The weights were constructed to adjust for sample design (probability of selection), non-response at baseline, and attrition on observed characteristics over the waves. For a brief introduction to using the weights, please read Fragile Families & Child Wellbeing Study: A Brief Guide to Using the Weights for Waves 1-6. For a detailed account of how the weights were constructed, please read the Constructing the Weights documents available on our Public Data Documentation page.
There are valid weights for 1) interviewed cases and 2) cases in which we determined that the parent or child had died, that the child had been adopted, or is living with neither parent. The cases for adoptions/living with neither parent have little or no interview data, they are coded as no in the national sample flags (and interview flags). Data users can, however, estimate the proportion of children/parents who died, etc. by applying the weights to the interview sample flags.

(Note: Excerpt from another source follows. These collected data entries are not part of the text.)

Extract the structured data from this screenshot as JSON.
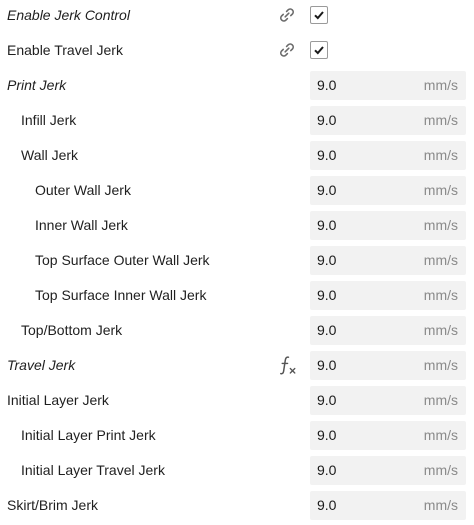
{
  "settings": {
    "enable_jerk_control": {
      "label": "Enable Jerk Control",
      "checked": true,
      "icon": "link-icon"
    },
    "enable_travel_jerk": {
      "label": "Enable Travel Jerk",
      "checked": true,
      "icon": "link-icon"
    },
    "rows": [
      {
        "label": "Print Jerk",
        "value": "9.0",
        "unit": "mm/s"
      },
      {
        "label": "Infill Jerk",
        "value": "9.0",
        "unit": "mm/s"
      },
      {
        "label": "Wall Jerk",
        "value": "9.0",
        "unit": "mm/s"
      },
      {
        "label": "Outer Wall Jerk",
        "value": "9.0",
        "unit": "mm/s"
      },
      {
        "label": "Inner Wall Jerk",
        "value": "9.0",
        "unit": "mm/s"
      },
      {
        "label": "Top Surface Outer Wall Jerk",
        "value": "9.0",
        "unit": "mm/s"
      },
      {
        "label": "Top Surface Inner Wall Jerk",
        "value": "9.0",
        "unit": "mm/s"
      },
      {
        "label": "Top/Bottom Jerk",
        "value": "9.0",
        "unit": "mm/s"
      },
      {
        "label": "Travel Jerk",
        "value": "9.0",
        "unit": "mm/s",
        "icon": "function-icon"
      },
      {
        "label": "Initial Layer Jerk",
        "value": "9.0",
        "unit": "mm/s"
      },
      {
        "label": "Initial Layer Print Jerk",
        "value": "9.0",
        "unit": "mm/s"
      },
      {
        "label": "Initial Layer Travel Jerk",
        "value": "9.0",
        "unit": "mm/s"
      },
      {
        "label": "Skirt/Brim Jerk",
        "value": "9.0",
        "unit": "mm/s"
      }
    ]
  }
}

Metadata Explorer Questions
You can download the metadata as a CSV by going to the Metadata Explorer and clicking “Download full metadata” in the menu bar.
R and Python packages are available. You can access them by going to the Metadata Explorer homepage and scrolling down to “Other API resources to help you use the metadata.”

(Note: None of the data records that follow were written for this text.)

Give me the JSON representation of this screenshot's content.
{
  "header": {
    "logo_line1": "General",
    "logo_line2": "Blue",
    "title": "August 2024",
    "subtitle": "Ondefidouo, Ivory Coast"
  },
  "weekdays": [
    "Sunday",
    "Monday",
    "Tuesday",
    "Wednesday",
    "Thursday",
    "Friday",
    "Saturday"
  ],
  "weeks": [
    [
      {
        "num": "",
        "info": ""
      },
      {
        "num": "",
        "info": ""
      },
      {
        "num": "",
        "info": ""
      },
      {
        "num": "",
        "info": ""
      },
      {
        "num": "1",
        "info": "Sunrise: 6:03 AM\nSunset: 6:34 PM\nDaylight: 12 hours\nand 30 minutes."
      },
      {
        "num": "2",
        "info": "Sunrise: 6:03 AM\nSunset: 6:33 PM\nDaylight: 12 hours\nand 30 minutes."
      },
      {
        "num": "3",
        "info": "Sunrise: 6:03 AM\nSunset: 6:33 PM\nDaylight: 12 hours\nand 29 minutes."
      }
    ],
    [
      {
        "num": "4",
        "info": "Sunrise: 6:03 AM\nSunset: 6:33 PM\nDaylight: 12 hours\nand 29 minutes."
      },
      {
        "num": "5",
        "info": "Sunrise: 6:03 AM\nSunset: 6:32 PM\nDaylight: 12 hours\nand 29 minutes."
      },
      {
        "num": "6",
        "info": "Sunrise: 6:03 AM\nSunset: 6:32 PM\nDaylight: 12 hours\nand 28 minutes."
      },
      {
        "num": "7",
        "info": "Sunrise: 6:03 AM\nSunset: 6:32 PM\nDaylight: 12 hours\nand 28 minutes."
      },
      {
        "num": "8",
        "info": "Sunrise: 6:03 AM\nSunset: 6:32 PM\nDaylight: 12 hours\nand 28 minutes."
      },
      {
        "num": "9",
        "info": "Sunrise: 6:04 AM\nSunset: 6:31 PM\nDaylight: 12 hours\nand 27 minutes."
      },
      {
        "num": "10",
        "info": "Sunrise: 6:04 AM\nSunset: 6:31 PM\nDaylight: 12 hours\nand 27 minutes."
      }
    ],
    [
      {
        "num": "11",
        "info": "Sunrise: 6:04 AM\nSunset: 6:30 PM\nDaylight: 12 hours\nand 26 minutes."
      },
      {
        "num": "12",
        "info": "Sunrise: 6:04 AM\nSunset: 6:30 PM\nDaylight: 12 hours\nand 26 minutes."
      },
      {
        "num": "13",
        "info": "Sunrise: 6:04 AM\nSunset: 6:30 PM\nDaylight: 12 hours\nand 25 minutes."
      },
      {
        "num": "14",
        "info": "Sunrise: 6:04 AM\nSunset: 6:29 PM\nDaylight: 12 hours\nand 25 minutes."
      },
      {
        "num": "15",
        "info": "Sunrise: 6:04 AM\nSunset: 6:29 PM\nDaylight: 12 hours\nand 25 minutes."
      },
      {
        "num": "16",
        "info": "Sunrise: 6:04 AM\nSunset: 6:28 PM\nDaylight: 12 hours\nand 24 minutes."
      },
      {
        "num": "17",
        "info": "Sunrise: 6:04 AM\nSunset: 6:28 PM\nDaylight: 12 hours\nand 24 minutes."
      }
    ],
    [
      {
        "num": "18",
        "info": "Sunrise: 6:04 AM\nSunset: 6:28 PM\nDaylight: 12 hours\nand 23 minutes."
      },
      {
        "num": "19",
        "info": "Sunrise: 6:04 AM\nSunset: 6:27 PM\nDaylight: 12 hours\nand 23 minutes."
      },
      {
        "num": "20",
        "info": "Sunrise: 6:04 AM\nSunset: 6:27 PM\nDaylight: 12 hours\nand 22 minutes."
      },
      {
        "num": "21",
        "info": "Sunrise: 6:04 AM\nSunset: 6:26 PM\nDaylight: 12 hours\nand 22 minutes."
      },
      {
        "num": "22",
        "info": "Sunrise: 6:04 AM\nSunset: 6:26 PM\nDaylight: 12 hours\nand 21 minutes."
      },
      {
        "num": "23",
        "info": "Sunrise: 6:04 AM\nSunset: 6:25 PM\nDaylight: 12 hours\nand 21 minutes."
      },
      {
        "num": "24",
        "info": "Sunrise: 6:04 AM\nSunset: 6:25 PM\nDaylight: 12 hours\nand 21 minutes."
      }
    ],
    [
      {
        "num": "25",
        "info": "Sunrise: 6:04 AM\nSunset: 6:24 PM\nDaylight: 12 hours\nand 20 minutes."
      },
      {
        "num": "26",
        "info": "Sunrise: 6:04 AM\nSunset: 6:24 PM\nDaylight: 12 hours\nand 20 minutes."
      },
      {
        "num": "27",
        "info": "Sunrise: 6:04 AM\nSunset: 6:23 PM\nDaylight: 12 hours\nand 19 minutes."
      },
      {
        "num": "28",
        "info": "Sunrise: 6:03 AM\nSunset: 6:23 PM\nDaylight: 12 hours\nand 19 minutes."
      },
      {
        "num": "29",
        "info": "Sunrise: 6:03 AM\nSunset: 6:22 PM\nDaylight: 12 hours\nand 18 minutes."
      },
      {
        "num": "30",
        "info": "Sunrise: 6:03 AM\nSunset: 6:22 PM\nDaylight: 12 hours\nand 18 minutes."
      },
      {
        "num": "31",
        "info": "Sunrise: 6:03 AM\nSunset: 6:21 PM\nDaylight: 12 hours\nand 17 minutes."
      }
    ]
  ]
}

Using the Advanced Variable Search option, you can type your own search terms into the “Search results” box. This type of search can be done on its own or in combination with other parameters that you specify in the advanced search query builder. If you choose this second option, first specify your query rules and click “search”, and then enter your text search in the box below.
You can look up questions by topic, text search, or variable name on the Metadata Explorer. When you click on a specific variable in the Metadata Explorer, a list of similar variables in other waves and surveys will be provided. Questionnaires are also available by wave on the Public Data Documentation page.
You can filter variables by scale in the Browse or Advanced Variable Search features of the Metadata Explorer. Please also visit the Scales and Concepts Documentation page to view specific documentation for that scale and wave within the User Guide including source information, variable list, modifications, and scoring (if applicable).
Publishing Your FFCWS Research
We request that users cite the substantial funding from the Eunice Kennedy Shriver National Institute of Child Health & Human Development in their publications with the following statement: “Research reported in this publication was supported by the Eunice Kennedy Shriver National Institute of Child Health and Human Development (NICHD) of the National Institutes of Health under award numbers R01HD036916, R01HD039135, and R01HD040421, as well as a consortium of private foundations. The content is solely the responsibility of the authors and does not necessarily represent the official views of the National Institutes of Health.”
Send an email to firstname.lastname@example.org with the authors and title of your working paper. Please attach a word or PDF document including either the full text of your paper or an abstract, whichever you would like to be posted.
Send an email to email@example.com with the title and a link to your publication online.
FFCWS data users are encouraged, but not required, to submit their publications to PubMed Central. If you have attended one of our Columbia University Summer Data Workshops, you are required to submit your publications to PubMed Central. Attendees of the 2012 Workshop should cite R25HD072818. Attendees of the 2013-2018 Workshops should cite R25HD074544.